Sinn der Chirotherapie, die auch Chiropraktik genannt wird, ist die Behandlung von Gelenk- und Rückenbeschwerden durch die Anwendung von speziellen Handgriffen.

Auf diese Weise können Gelenke von Armen, Beinen oder der Wirbelsäule wieder eingerenkt werden, wodurch sich schmerzhafte Blockaden oder Verspannungen lösen lassen. Die Gelenke können danach wieder besser bewegt werden.

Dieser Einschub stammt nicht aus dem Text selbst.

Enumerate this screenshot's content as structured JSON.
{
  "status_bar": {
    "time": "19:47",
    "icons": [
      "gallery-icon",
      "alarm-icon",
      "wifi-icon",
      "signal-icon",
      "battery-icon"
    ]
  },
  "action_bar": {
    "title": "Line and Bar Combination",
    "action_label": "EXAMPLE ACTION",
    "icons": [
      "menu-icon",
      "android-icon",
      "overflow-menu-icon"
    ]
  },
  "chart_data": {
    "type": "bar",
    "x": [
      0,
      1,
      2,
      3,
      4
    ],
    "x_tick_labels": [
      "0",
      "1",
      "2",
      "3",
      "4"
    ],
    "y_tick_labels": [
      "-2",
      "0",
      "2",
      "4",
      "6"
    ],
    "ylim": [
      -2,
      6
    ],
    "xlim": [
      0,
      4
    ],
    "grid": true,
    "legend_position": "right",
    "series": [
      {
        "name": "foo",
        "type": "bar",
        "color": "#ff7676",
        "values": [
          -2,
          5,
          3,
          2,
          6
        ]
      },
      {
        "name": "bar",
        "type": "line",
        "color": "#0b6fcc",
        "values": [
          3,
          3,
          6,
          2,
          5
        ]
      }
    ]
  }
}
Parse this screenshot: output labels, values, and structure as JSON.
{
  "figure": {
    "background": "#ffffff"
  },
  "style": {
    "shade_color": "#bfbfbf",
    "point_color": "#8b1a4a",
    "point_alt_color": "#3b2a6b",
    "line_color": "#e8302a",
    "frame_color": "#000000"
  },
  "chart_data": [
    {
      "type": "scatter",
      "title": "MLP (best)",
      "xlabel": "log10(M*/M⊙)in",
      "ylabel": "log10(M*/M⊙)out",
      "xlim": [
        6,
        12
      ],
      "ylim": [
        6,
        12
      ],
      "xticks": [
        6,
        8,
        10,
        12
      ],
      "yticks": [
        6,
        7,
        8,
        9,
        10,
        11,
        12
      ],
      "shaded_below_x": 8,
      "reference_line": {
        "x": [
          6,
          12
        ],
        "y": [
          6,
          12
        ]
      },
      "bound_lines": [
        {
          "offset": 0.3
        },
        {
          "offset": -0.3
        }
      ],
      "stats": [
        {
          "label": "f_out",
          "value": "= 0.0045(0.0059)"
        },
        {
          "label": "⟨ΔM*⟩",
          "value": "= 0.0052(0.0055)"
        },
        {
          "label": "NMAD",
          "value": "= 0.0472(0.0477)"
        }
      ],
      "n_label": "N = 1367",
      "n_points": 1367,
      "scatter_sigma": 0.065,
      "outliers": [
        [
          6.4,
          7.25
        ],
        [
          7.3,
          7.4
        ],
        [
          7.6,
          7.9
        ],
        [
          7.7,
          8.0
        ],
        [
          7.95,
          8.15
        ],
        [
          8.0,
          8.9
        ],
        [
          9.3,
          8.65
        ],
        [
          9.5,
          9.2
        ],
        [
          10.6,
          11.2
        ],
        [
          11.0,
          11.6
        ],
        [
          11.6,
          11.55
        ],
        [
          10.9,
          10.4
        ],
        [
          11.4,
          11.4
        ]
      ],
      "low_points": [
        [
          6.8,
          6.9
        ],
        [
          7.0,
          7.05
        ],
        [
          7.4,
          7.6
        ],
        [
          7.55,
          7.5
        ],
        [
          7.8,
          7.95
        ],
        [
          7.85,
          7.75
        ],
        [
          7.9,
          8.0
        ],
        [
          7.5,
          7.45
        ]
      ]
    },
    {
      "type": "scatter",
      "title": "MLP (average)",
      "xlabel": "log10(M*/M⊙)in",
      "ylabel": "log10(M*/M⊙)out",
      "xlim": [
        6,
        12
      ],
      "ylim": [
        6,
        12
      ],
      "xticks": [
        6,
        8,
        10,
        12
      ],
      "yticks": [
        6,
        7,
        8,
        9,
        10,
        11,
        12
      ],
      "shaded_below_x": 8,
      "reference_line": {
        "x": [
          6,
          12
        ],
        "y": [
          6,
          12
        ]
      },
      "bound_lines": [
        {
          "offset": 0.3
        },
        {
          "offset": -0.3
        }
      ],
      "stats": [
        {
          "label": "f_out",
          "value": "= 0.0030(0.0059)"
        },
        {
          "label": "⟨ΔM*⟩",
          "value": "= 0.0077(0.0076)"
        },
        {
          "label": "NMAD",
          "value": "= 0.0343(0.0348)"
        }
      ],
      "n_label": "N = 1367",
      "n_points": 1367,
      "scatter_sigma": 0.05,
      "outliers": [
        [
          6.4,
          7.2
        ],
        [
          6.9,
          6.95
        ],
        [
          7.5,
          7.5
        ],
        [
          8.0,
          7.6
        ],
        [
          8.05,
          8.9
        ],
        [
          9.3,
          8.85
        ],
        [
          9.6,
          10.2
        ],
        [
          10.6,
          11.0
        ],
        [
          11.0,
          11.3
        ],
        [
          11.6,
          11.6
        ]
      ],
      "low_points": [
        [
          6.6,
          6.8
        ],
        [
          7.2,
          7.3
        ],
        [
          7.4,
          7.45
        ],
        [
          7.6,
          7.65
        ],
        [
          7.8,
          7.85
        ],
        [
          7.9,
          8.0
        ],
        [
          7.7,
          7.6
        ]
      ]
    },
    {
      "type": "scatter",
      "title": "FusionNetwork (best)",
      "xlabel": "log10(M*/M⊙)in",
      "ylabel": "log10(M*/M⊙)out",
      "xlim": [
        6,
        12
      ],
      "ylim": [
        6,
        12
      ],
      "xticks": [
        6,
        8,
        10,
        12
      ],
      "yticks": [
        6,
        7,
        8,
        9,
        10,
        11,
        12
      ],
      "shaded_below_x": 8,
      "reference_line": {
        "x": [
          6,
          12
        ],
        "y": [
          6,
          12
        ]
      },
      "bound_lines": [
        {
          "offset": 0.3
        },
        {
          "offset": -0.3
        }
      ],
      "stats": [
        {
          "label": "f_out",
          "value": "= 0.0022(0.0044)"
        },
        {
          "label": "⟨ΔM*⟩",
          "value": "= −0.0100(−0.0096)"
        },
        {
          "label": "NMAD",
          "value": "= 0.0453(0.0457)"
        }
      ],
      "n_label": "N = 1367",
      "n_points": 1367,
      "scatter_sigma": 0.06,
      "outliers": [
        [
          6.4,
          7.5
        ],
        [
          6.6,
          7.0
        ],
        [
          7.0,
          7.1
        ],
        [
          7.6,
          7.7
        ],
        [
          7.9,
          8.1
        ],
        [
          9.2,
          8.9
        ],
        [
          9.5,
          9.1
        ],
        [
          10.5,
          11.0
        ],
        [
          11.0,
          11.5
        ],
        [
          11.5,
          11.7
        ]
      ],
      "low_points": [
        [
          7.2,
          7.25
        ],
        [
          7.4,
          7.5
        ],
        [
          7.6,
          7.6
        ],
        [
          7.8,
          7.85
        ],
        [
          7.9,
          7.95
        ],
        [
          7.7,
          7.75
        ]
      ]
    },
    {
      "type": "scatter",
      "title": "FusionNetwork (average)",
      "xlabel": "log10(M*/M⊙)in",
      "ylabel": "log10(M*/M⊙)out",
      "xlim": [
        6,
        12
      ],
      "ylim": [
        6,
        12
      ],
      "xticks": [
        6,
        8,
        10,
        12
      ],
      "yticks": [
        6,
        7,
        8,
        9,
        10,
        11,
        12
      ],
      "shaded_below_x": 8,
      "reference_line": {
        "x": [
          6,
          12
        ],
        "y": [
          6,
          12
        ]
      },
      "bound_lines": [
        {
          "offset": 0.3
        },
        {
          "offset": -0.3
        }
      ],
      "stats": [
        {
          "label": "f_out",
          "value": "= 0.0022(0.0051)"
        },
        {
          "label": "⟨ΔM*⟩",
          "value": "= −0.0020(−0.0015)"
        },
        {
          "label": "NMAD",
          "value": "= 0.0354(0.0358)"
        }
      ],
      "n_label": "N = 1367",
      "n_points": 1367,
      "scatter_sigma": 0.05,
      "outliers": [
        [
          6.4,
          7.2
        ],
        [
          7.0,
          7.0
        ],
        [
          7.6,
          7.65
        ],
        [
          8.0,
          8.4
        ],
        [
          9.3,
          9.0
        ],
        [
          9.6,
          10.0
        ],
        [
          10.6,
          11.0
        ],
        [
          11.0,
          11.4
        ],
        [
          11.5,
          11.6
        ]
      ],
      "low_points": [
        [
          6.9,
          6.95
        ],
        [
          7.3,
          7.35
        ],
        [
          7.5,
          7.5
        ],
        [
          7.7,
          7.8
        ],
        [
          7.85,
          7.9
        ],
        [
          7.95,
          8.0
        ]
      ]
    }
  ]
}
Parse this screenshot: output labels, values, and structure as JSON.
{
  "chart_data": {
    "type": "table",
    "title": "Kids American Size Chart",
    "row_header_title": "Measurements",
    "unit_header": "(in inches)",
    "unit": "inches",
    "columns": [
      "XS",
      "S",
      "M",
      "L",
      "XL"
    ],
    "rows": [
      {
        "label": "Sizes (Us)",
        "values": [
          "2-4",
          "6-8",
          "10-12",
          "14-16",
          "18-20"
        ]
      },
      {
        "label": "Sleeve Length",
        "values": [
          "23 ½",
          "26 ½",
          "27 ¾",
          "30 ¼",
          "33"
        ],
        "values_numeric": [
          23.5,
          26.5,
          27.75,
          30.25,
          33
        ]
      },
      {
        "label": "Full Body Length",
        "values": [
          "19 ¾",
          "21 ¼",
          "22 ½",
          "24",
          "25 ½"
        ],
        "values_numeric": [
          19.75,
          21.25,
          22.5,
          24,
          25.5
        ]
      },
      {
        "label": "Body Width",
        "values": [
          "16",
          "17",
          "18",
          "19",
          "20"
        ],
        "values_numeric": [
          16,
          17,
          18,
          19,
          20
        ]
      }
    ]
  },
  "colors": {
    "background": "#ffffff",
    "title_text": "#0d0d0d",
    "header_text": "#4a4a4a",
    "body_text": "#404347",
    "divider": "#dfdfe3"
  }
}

Die Grundidee bei dieser Form von Therapie ist das Wissen, dass sich viele körperliche Beschwerden auf Blockaden oder Fehlstellungen der Gelenke zurückführen lassen. Deshalb entwickelte man die Behandlung von reversiblen Störungen der Wirbelsäule und Gelenken durch Handgriffe. Die Therapie selbst konzentriert sich auf die Gelenke, die in der Regel lediglich eine Funktionsstörung, aber keine Deformationen aufweisen.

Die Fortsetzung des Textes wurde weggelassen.